Contributor: Nikolas Tsapkis
On January 12, 2015, Dell Secureworks blogged about a tool (Trojan.Skelky) that allows attackers to “use a password of their choosing to authenticate as any user.” The Skelky (from skeleton key) tool is deployed when an attacker gains access to a victim’s network; the attackers may also utilize other tools and elements in their attack.
Symantec has analyzed Trojan.Skelky and found that it may be linked to the Backdoor.Winnti malware family. The attackers behind the Trojan.Skelky campaign appear to have been using the malware in conjunction with this back door threat. It’s unclear if the malware family Backdoor.Winnti is used by one attack group or many groups.
During our research, we also found that Trojan.Skelky has been active over the past two years. Within this timeframe, we have seen new variants and a consistent hashed password value.
Where is Trojan.Skelky being used?
Symantec telemetry identified the skeleton key malware on compromised computers in five organizations with offices in the United States and Vietnam. The exact nature and names of the affected organizations is unknown to Symantec. The first activity was seen in January 2013 and until November 2013, there was no further activity involving the skeleton key malware. In November 2013, the attackers increased their usage of the tool and have been active ever since. Four more variants of Trojan.Skelky were discovered as well as additional file names used by the attackers. The complete set of observed file names and hashes are listed as follows
- msuta64.dll: 66da7ed621149975f6e643b4f9886cfd
- ole64.dll: bf45086e6334f647fda33576e2a05826
- HookDC64.dll: bf45086e6334f647fda33576e2a05826
- HookDC.dll: a487f1668390df0f4951b7292bae6ecf
- HookDC.dll: 8ba4df29b0593be172ff5678d8a05bb3
- HookDC.dll: f01026e1107b722435126c53b2af47a9
- ole64.dll: f01026e1107b722435126c53b2af47a9
- olex64.dll: f01026e1107b722435126c53b2af47a9
- HookDC64.dll: f01026e1107b722435126c53b2af47a9
- ole.dll: f01026e1107b722435126c53b2af47a9
- HookDC.dll: 747cc5ce7f2d062ebec6219384b57e8c
- ole.dll: 747cc5ce7f2d062ebec6219384b57e8c
The link between Trojan.Skelky and Backdoor.Winnti
From the first observed use of the tool in January 2013 to the present, the attackers have consistently used the same password. This is the case with three different variants of the tool. The regular use of the same password across multiple variants means it’s likely that only one group of attackers has been using the tool until at least January 2015.
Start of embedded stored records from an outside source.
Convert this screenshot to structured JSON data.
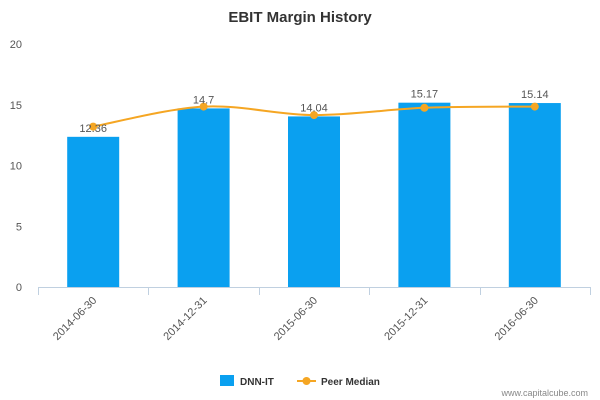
{
  "chart_data": {
    "type": "bar",
    "title": "EBIT Margin History",
    "categories": [
      "2014-06-30",
      "2014-12-31",
      "2015-06-30",
      "2015-12-31",
      "2016-06-30"
    ],
    "series": [
      {
        "name": "DNN-IT",
        "type": "bar",
        "values": [
          12.36,
          14.7,
          14.04,
          15.17,
          15.14
        ],
        "labels": [
          "12.36",
          "14.7",
          "14.04",
          "15.17",
          "15.14"
        ],
        "color": "#0aa0f0"
      },
      {
        "name": "Peer Median",
        "type": "line",
        "values": [
          13.2,
          14.85,
          14.15,
          14.75,
          14.85
        ],
        "color": "#f5a623"
      }
    ],
    "ylim": [
      0,
      20
    ],
    "yticks": [
      0,
      5,
      10,
      15,
      20
    ],
    "ytick_labels": [
      "0",
      "5",
      "10",
      "15",
      "20"
    ],
    "xlabel": "",
    "ylabel": "",
    "legend": "bottom-center"
  },
  "credit": "www.capitalcube.com",
  "colors": {
    "axis": "#c0d0e0",
    "text": "#333333"
  }
}
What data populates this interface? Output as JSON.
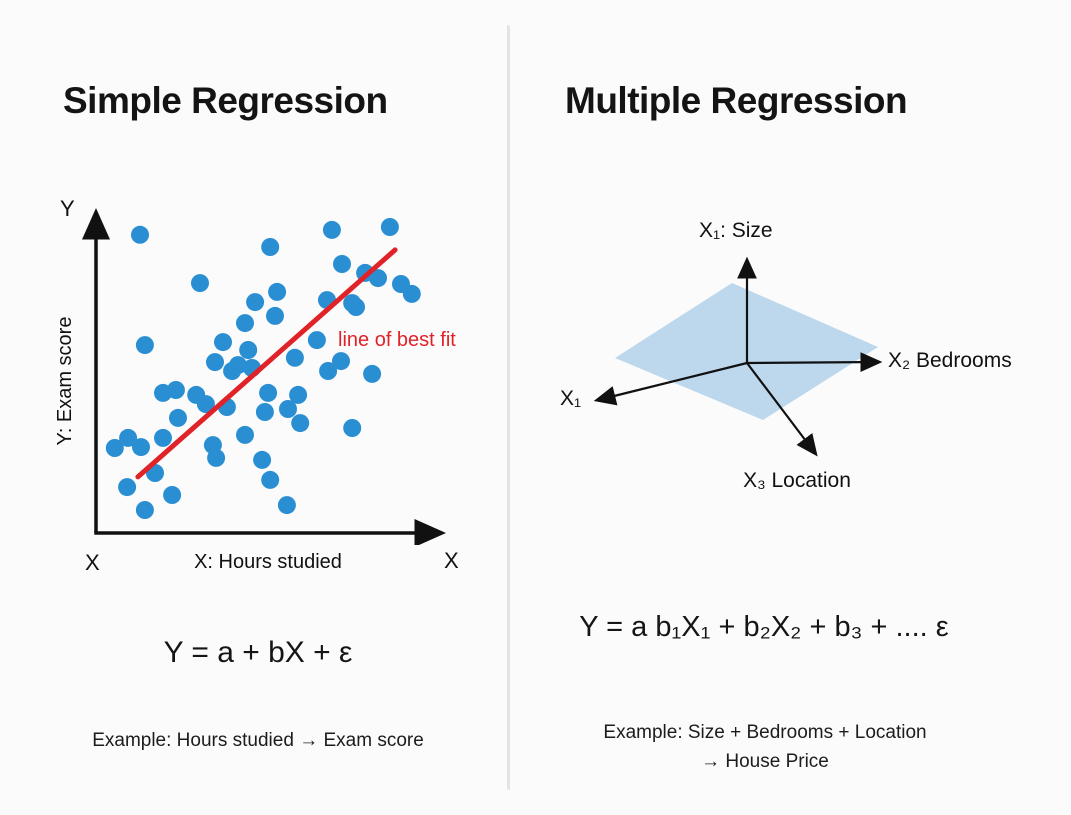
{
  "left_panel": {
    "title": "Simple Regression",
    "plot": {
      "y_axis_letter": "Y",
      "y_axis_caption": "Y: Exam score",
      "x_axis_letter_left": "X",
      "x_axis_caption": "X: Hours studied",
      "x_axis_letter_right": "X"
    },
    "formula": "Y = a + bX + ε",
    "example": "Example: Hours studied → Exam score"
  },
  "right_panel": {
    "title": "Multiple Regression",
    "diagram": {
      "x1_top_label": "X₁: Size",
      "x2_label": "X₂ Bedrooms",
      "x1_left_label": "X₁",
      "x3_label": "X₃ Location"
    },
    "formula": "Y = a b₁X₁ + b₂X₂ + b₃ + .... ε",
    "example_line1": "Example: Size + Bedrooms + Location",
    "example_line2": "→ House Price"
  },
  "colors": {
    "dot_blue": "#2a8fd2",
    "accent_red": "#e02329",
    "plane_blue": "#b9d6ec",
    "text_dark": "#151515",
    "divider_gray": "#e4e4e4"
  },
  "chart_data": [
    {
      "type": "scatter",
      "title": "Simple Regression",
      "xlabel": "X: Hours studied",
      "ylabel": "Y: Exam score",
      "annotation": "line of best fit",
      "axis_range_note": "axes unlabeled; point coordinates in relative 0-100 plot units",
      "xlim": [
        0,
        100
      ],
      "ylim": [
        0,
        100
      ],
      "grid": false,
      "points": [
        [
          12.6,
          90.9
        ],
        [
          49.9,
          87.2
        ],
        [
          67.6,
          92.4
        ],
        [
          84.2,
          93.3
        ],
        [
          29.8,
          76.2
        ],
        [
          70.5,
          82.0
        ],
        [
          77.1,
          79.3
        ],
        [
          80.8,
          77.7
        ],
        [
          87.4,
          75.9
        ],
        [
          90.5,
          72.9
        ],
        [
          45.6,
          70.4
        ],
        [
          51.9,
          73.5
        ],
        [
          51.3,
          66.2
        ],
        [
          66.2,
          71.0
        ],
        [
          73.4,
          70.1
        ],
        [
          74.5,
          68.9
        ],
        [
          42.7,
          64.0
        ],
        [
          63.3,
          58.8
        ],
        [
          14.0,
          57.3
        ],
        [
          36.4,
          58.2
        ],
        [
          43.6,
          55.8
        ],
        [
          34.1,
          52.1
        ],
        [
          40.7,
          51.2
        ],
        [
          39.0,
          49.4
        ],
        [
          44.7,
          50.3
        ],
        [
          57.0,
          53.4
        ],
        [
          70.2,
          52.4
        ],
        [
          66.5,
          49.4
        ],
        [
          79.1,
          48.5
        ],
        [
          19.2,
          42.7
        ],
        [
          22.9,
          43.6
        ],
        [
          28.7,
          42.1
        ],
        [
          31.5,
          39.3
        ],
        [
          37.5,
          38.4
        ],
        [
          23.5,
          35.1
        ],
        [
          49.3,
          42.7
        ],
        [
          57.9,
          42.1
        ],
        [
          55.0,
          37.8
        ],
        [
          48.4,
          36.9
        ],
        [
          58.5,
          33.5
        ],
        [
          73.4,
          32.0
        ],
        [
          5.4,
          25.9
        ],
        [
          9.2,
          29.0
        ],
        [
          12.9,
          26.2
        ],
        [
          19.2,
          29.0
        ],
        [
          33.5,
          26.8
        ],
        [
          34.4,
          22.9
        ],
        [
          42.7,
          29.9
        ],
        [
          47.6,
          22.3
        ],
        [
          49.9,
          16.2
        ],
        [
          8.9,
          14.0
        ],
        [
          16.9,
          18.3
        ],
        [
          21.8,
          11.6
        ],
        [
          14.0,
          7.0
        ],
        [
          54.7,
          8.5
        ]
      ],
      "fit_line": {
        "x1": 12.0,
        "y1": 17.1,
        "x2": 85.7,
        "y2": 86.3
      }
    },
    {
      "type": "diagram",
      "title": "Multiple Regression",
      "description": "3D regression plane over three predictor axes",
      "axes": [
        "X₁: Size",
        "X₂ Bedrooms",
        "X₃ Location"
      ],
      "plane": "light blue parallelogram through origin"
    }
  ]
}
By identifying any other malware active on compromised computers at the same time as Trojan.Skelky, it is possible to learn more about the attackers. There were almost no signs of other malware active at the same time as Skelky in most of the organizations investigated. However, two compromised computers had other malware present, active, and in the same directory, at the same time as Trojan.Skelky.
Two files were discovered on one of the victim’s computers. One file is a variant of Backdoor.Winnti (jqs.exe) and the other is a dropper for Backdoor.Winnti (tmp8296.tmp), which is responsible for creating the Backdoor.Winnti sample. Details on the file names and hashes are as follows:
- jqs.exe (Backdoor.Winnti dropper): 600b604784594e3339776c6563aa45a1
- tmp8296.tmp (Backdoor.Winnti variant): 48377c1c4cfedebe35733e9c3675f9be
Backdoor.Winnti has been used in the past in a number of different campaigns, most notably against Asian games companies. Given the disparate nature of some victims, it’s unclear if the malware is used by one set of attackers, or many. Symantec is continuing its investigation into this malware familyBackdoor.Winnti and the specific actors behind the combined use of Backdoor.Winnti and Trojan.Skelky.
Symantec and Norton protection
Symantec and Norton products have the following protections against the skeleton key malware:
Customers with Behaviour-Based Protection enabled are protected with the signature SONAR.Module!gen3.